Document Utilities

Creating Definition Documents

Utilities for serializing to BEL namespace and BEL annotation files

pybel_tools.definition_utils.make_namespace_header(name, keyword, domain, query_url=None, description=None, species=None, version=None, created=None)[source]

Makes the [Namespace] section of a BELNS file

Parameters:
  • name (str) – The namespace name
  • keyword (str) – Preferred BEL Keyword, maximum length of 8
  • domain (str) – One of: pybel.constants.NAMESPACE_DOMAIN_BIOPROCESS, pybel.constants.NAMESPACE_DOMAIN_CHEMICAL, pybel.constants.NAMESPACE_DOMAIN_GENE, or pybel.constants.NAMESPACE_DOMAIN_OTHER
  • query_url (str) – HTTP URL to query for details on namespace values (must be valid URL)
  • description (str) – Namespace description
  • species (str) – Comma-separated list of species taxonomy id’s
  • version (str) – Namespace version. Defaults to current date in YYYYMMDD format.
  • created (str) – Namespace public timestamp, ISO 8601 datetime
Returns:

An iterator over the lines of the [Namespace] section of a BELNS file

Return type:

iter[str]

pybel_tools.definition_utils.make_author_header(name=None, contact=None, copyright_str=None)[source]

Makes the [Author] section of a BELNS file

Parameters:
  • name (str) – Namespace’s authors
  • contact (str) – Namespace author’s contact info/email address
  • copyright_str (str) – Namespace’s copyright/license information. Defaults to Other/Proprietary
Returns:

An iterable over the lines of the [Author] section of a BELNS file

Return type:

iter[str]

pybel_tools.definition_utils.make_citation_header(name, description=None, url=None, version=None, date=None)[source]
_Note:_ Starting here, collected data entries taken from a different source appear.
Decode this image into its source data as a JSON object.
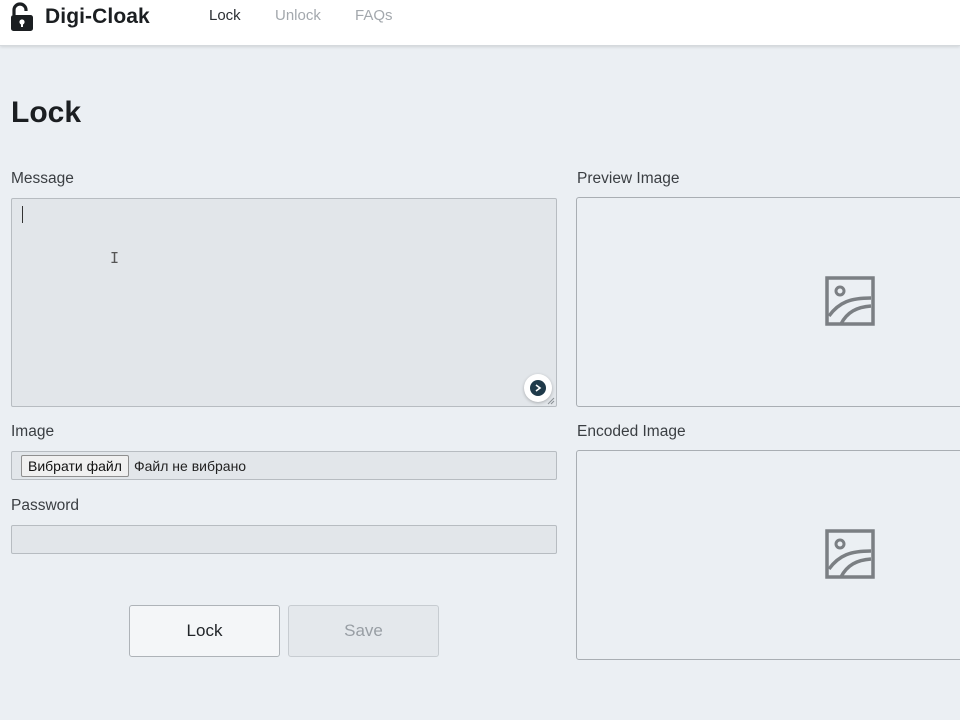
{
  "nav": {
    "brand": "Digi-Cloak",
    "brand_icon": "unlocked-padlock-icon",
    "links": [
      {
        "label": "Lock",
        "active": true
      },
      {
        "label": "Unlock",
        "active": false
      },
      {
        "label": "FAQs",
        "active": false
      }
    ]
  },
  "page": {
    "title": "Lock"
  },
  "form": {
    "message_label": "Message",
    "message_value": "",
    "image_label": "Image",
    "file_button_label": "Вибрати файл",
    "file_status": "Файл не вибрано",
    "password_label": "Password",
    "password_value": "",
    "lock_button": "Lock",
    "save_button": "Save"
  },
  "previews": {
    "preview_label": "Preview Image",
    "encoded_label": "Encoded Image",
    "placeholder_icon": "image-placeholder-icon"
  },
  "colors": {
    "background": "#ebeff3",
    "navbar": "#ffffff",
    "input_bg": "#e2e6ea",
    "active_nav": "#2b2f33",
    "inactive_nav": "#a3a8ad"
  }
}
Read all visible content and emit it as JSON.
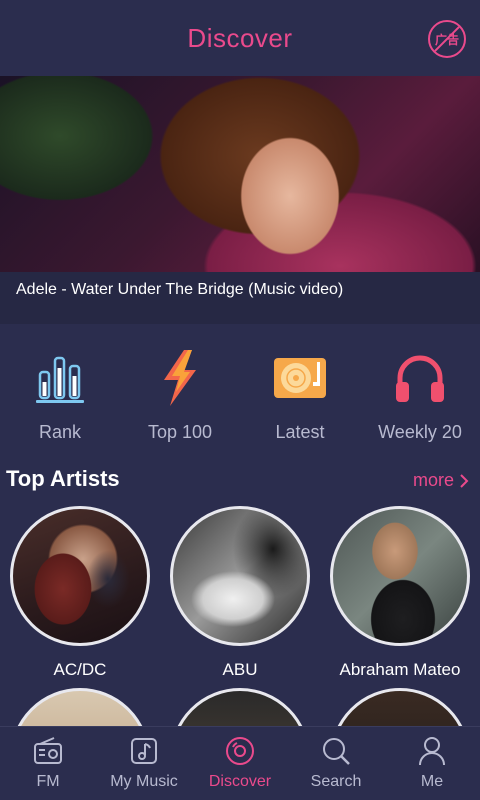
{
  "header": {
    "title": "Discover",
    "ad_icon_label": "广告"
  },
  "banner": {
    "caption": "Adele - Water Under The Bridge (Music video)"
  },
  "categories": [
    {
      "label": "Rank",
      "icon": "rank-bars-icon"
    },
    {
      "label": "Top 100",
      "icon": "lightning-icon"
    },
    {
      "label": "Latest",
      "icon": "turntable-icon"
    },
    {
      "label": "Weekly 20",
      "icon": "headphones-icon"
    }
  ],
  "top_artists": {
    "title": "Top Artists",
    "more_label": "more",
    "artists": [
      {
        "name": "AC/DC"
      },
      {
        "name": "ABU"
      },
      {
        "name": "Abraham Mateo"
      }
    ]
  },
  "bottom_nav": [
    {
      "label": "FM",
      "icon": "radio-icon"
    },
    {
      "label": "My Music",
      "icon": "music-note-icon"
    },
    {
      "label": "Discover",
      "icon": "disc-icon",
      "active": true
    },
    {
      "label": "Search",
      "icon": "search-icon"
    },
    {
      "label": "Me",
      "icon": "person-icon"
    }
  ],
  "colors": {
    "background": "#2b2d4e",
    "accent": "#ea4a8c",
    "muted_text": "#b8bad0"
  }
}
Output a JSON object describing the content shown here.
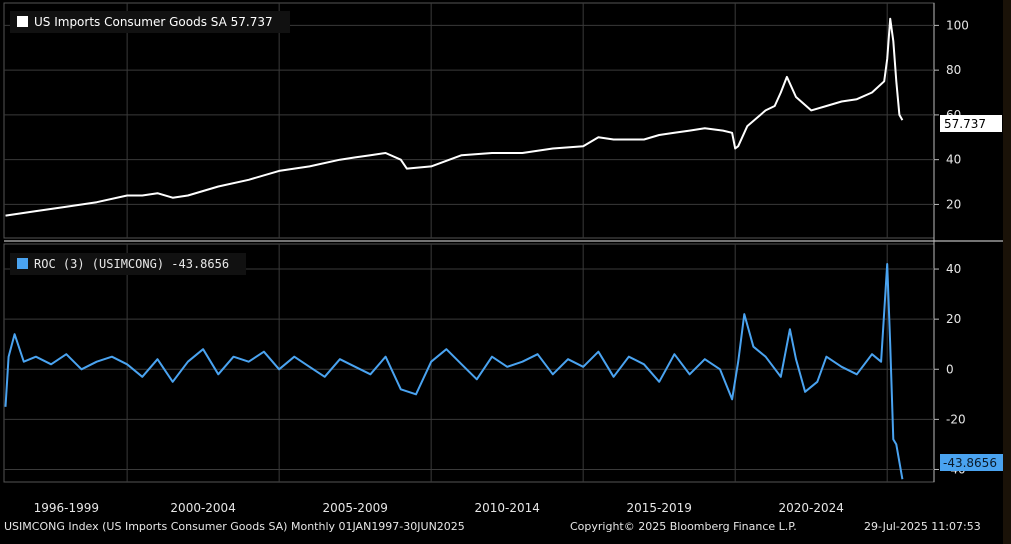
{
  "chart_data": [
    {
      "type": "line",
      "legend": "US Imports Consumer Goods SA 57.737",
      "last_value_label": "57.737",
      "line_color": "#ffffff",
      "ylim": [
        5,
        110
      ],
      "yticks": [
        "20",
        "40",
        "60",
        "80",
        "100"
      ],
      "x": [
        1996.0,
        1996.5,
        1997.0,
        1998.0,
        1999.0,
        2000.0,
        2000.5,
        2001.0,
        2001.5,
        2002.0,
        2003.0,
        2004.0,
        2005.0,
        2006.0,
        2007.0,
        2007.5,
        2008.0,
        2008.5,
        2009.0,
        2009.2,
        2010.0,
        2011.0,
        2012.0,
        2013.0,
        2014.0,
        2015.0,
        2015.5,
        2016.0,
        2017.0,
        2017.5,
        2018.0,
        2018.5,
        2019.0,
        2019.6,
        2019.9,
        2020.0,
        2020.1,
        2020.4,
        2021.0,
        2021.3,
        2021.5,
        2021.7,
        2022.0,
        2022.5,
        2023.0,
        2023.5,
        2024.0,
        2024.5,
        2024.9,
        2025.0,
        2025.1,
        2025.2,
        2025.3,
        2025.4,
        2025.5
      ],
      "y": [
        15,
        16,
        17,
        19,
        21,
        24,
        24,
        25,
        23,
        24,
        28,
        31,
        35,
        37,
        40,
        41,
        42,
        43,
        40,
        36,
        37,
        42,
        43,
        43,
        45,
        46,
        50,
        49,
        49,
        51,
        52,
        53,
        54,
        53,
        52,
        45,
        46,
        55,
        62,
        64,
        70,
        77,
        68,
        62,
        64,
        66,
        67,
        70,
        75,
        85,
        103,
        93,
        75,
        60,
        57.7
      ]
    },
    {
      "type": "line",
      "legend": "ROC (3) (USIMCONG) -43.8656",
      "last_value_label": "-43.8656",
      "line_color": "#4aa3f0",
      "ylim": [
        -45,
        50
      ],
      "yticks": [
        "-40",
        "-20",
        "0",
        "20",
        "40"
      ],
      "x": [
        1996.0,
        1996.1,
        1996.3,
        1996.6,
        1997.0,
        1997.5,
        1998.0,
        1998.5,
        1999.0,
        1999.5,
        2000.0,
        2000.5,
        2001.0,
        2001.5,
        2002.0,
        2002.5,
        2003.0,
        2003.5,
        2004.0,
        2004.5,
        2005.0,
        2005.5,
        2006.0,
        2006.5,
        2007.0,
        2007.5,
        2008.0,
        2008.5,
        2009.0,
        2009.5,
        2010.0,
        2010.5,
        2011.0,
        2011.5,
        2012.0,
        2012.5,
        2013.0,
        2013.5,
        2014.0,
        2014.5,
        2015.0,
        2015.5,
        2016.0,
        2016.5,
        2017.0,
        2017.5,
        2018.0,
        2018.5,
        2019.0,
        2019.5,
        2019.9,
        2020.1,
        2020.3,
        2020.6,
        2021.0,
        2021.5,
        2021.8,
        2022.0,
        2022.3,
        2022.7,
        2023.0,
        2023.5,
        2024.0,
        2024.5,
        2024.8,
        2025.0,
        2025.1,
        2025.2,
        2025.3,
        2025.5
      ],
      "y": [
        -15,
        5,
        14,
        3,
        5,
        2,
        6,
        0,
        3,
        5,
        2,
        -3,
        4,
        -5,
        3,
        8,
        -2,
        5,
        3,
        7,
        0,
        5,
        1,
        -3,
        4,
        1,
        -2,
        5,
        -8,
        -10,
        3,
        8,
        2,
        -4,
        5,
        1,
        3,
        6,
        -2,
        4,
        1,
        7,
        -3,
        5,
        2,
        -5,
        6,
        -2,
        4,
        0,
        -12,
        3,
        22,
        9,
        5,
        -3,
        16,
        4,
        -9,
        -5,
        5,
        1,
        -2,
        6,
        3,
        42,
        10,
        -28,
        -30,
        -43.9
      ]
    }
  ],
  "x_axis": {
    "ticks": [
      "1996-1999",
      "2000-2004",
      "2005-2009",
      "2010-2014",
      "2015-2019",
      "2020-2024"
    ]
  },
  "footer": {
    "left": "USIMCONG Index (US Imports Consumer Goods SA)  Monthly 01JAN1997-30JUN2025",
    "center": "Copyright© 2025 Bloomberg Finance L.P.",
    "right": "29-Jul-2025 11:07:53"
  }
}
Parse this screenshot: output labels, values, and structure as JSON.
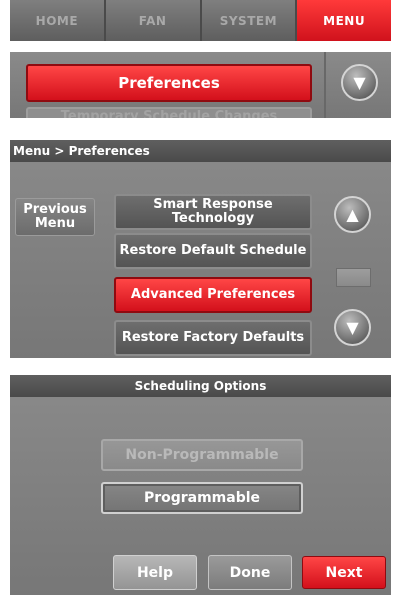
{
  "nav": {
    "tabs": [
      {
        "label": "HOME",
        "active": false
      },
      {
        "label": "FAN",
        "active": false
      },
      {
        "label": "SYSTEM",
        "active": false
      },
      {
        "label": "MENU",
        "active": true
      }
    ]
  },
  "menu_list": {
    "selected_item": "Preferences",
    "next_item": "Temporary Schedule Changes",
    "scroll_down_icon": "triangle-down-icon"
  },
  "preferences_menu": {
    "breadcrumb": "Menu > Preferences",
    "previous_menu_label": "Previous Menu",
    "items": [
      {
        "label": "Smart Response Technology"
      },
      {
        "label": "Restore Default Schedule"
      },
      {
        "label": "Advanced Preferences",
        "active": true
      },
      {
        "label": "Restore Factory Defaults"
      }
    ],
    "scroll_up_icon": "triangle-up-icon",
    "scroll_down_icon": "triangle-down-icon"
  },
  "scheduling": {
    "title": "Scheduling Options",
    "options": [
      {
        "label": "Non-Programmable",
        "state": "disabled"
      },
      {
        "label": "Programmable",
        "state": "selected"
      }
    ],
    "help_label": "Help",
    "done_label": "Done",
    "next_label": "Next"
  },
  "colors": {
    "accent_red": "#e8141f",
    "panel_gray": "#7d7d7d",
    "header_gray": "#525252"
  }
}
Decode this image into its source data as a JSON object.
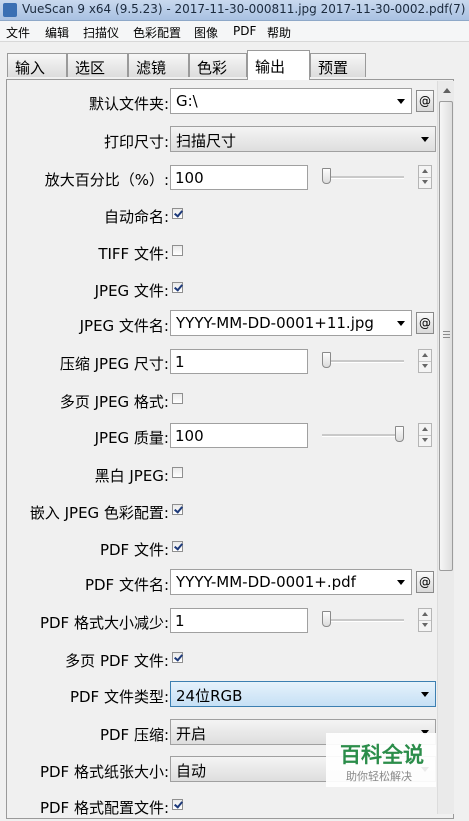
{
  "window": {
    "title": "VueScan 9 x64 (9.5.23) - 2017-11-30-000811.jpg 2017-11-30-0002.pdf(7)"
  },
  "menu": [
    "文件",
    "编辑",
    "扫描仪",
    "色彩配置",
    "图像",
    "PDF",
    "帮助"
  ],
  "tabs": [
    {
      "label": "输入",
      "active": false
    },
    {
      "label": "选区",
      "active": false
    },
    {
      "label": "滤镜",
      "active": false
    },
    {
      "label": "色彩",
      "active": false
    },
    {
      "label": "输出",
      "active": true
    },
    {
      "label": "预置",
      "active": false
    }
  ],
  "settings": {
    "default_folder": {
      "label": "默认文件夹:",
      "value": "G:\\",
      "button": "@"
    },
    "print_size": {
      "label": "打印尺寸:",
      "value": "扫描尺寸"
    },
    "magnify_percent": {
      "label": "放大百分比（%）:",
      "value": "100",
      "slider_fraction": 0.0
    },
    "auto_name": {
      "label": "自动命名:",
      "checked": true
    },
    "tiff_file": {
      "label": "TIFF 文件:",
      "checked": false
    },
    "jpeg_file": {
      "label": "JPEG 文件:",
      "checked": true
    },
    "jpeg_file_name": {
      "label": "JPEG 文件名:",
      "value": "YYYY-MM-DD-0001+11.jpg",
      "button": "@"
    },
    "jpeg_compress_size": {
      "label": "压缩 JPEG 尺寸:",
      "value": "1",
      "slider_fraction": 0.0
    },
    "multipage_jpeg": {
      "label": "多页 JPEG 格式:",
      "checked": false
    },
    "jpeg_quality": {
      "label": "JPEG 质量:",
      "value": "100",
      "slider_fraction": 1.0
    },
    "bw_jpeg": {
      "label": "黑白 JPEG:",
      "checked": false
    },
    "embed_jpeg_profile": {
      "label": "嵌入 JPEG 色彩配置:",
      "checked": true
    },
    "pdf_file": {
      "label": "PDF 文件:",
      "checked": true
    },
    "pdf_file_name": {
      "label": "PDF 文件名:",
      "value": "YYYY-MM-DD-0001+.pdf",
      "button": "@"
    },
    "pdf_size_reduce": {
      "label": "PDF 格式大小减少:",
      "value": "1",
      "slider_fraction": 0.0
    },
    "multipage_pdf": {
      "label": "多页 PDF 文件:",
      "checked": true
    },
    "pdf_file_type": {
      "label": "PDF 文件类型:",
      "value": "24位RGB"
    },
    "pdf_compress": {
      "label": "PDF 压缩:",
      "value": "开启"
    },
    "pdf_paper_size": {
      "label": "PDF 格式纸张大小:",
      "value": "自动"
    },
    "pdf_profile_file": {
      "label": "PDF 格式配置文件:",
      "checked": true
    }
  },
  "watermark": {
    "title": "百科全说",
    "subtitle": "助你轻松解决"
  }
}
Makes the [Citation] section of a BEL config file.

Parameters:
  • name (str) – Citation name
  • description (str) – Citation description
  • url (str) – URL to more citation information
  • version (str) – Citation version
  • date (str) – Citation publish timestamp, ISO 8601 Date
Returns:

An iterable over the lines of the [Citation] section of a BEL config file

Return type:

iter[str]

pybel_tools.definition_utils.make_properties_header(case_sensitive=True, delimiter='|', cacheable=True)[source]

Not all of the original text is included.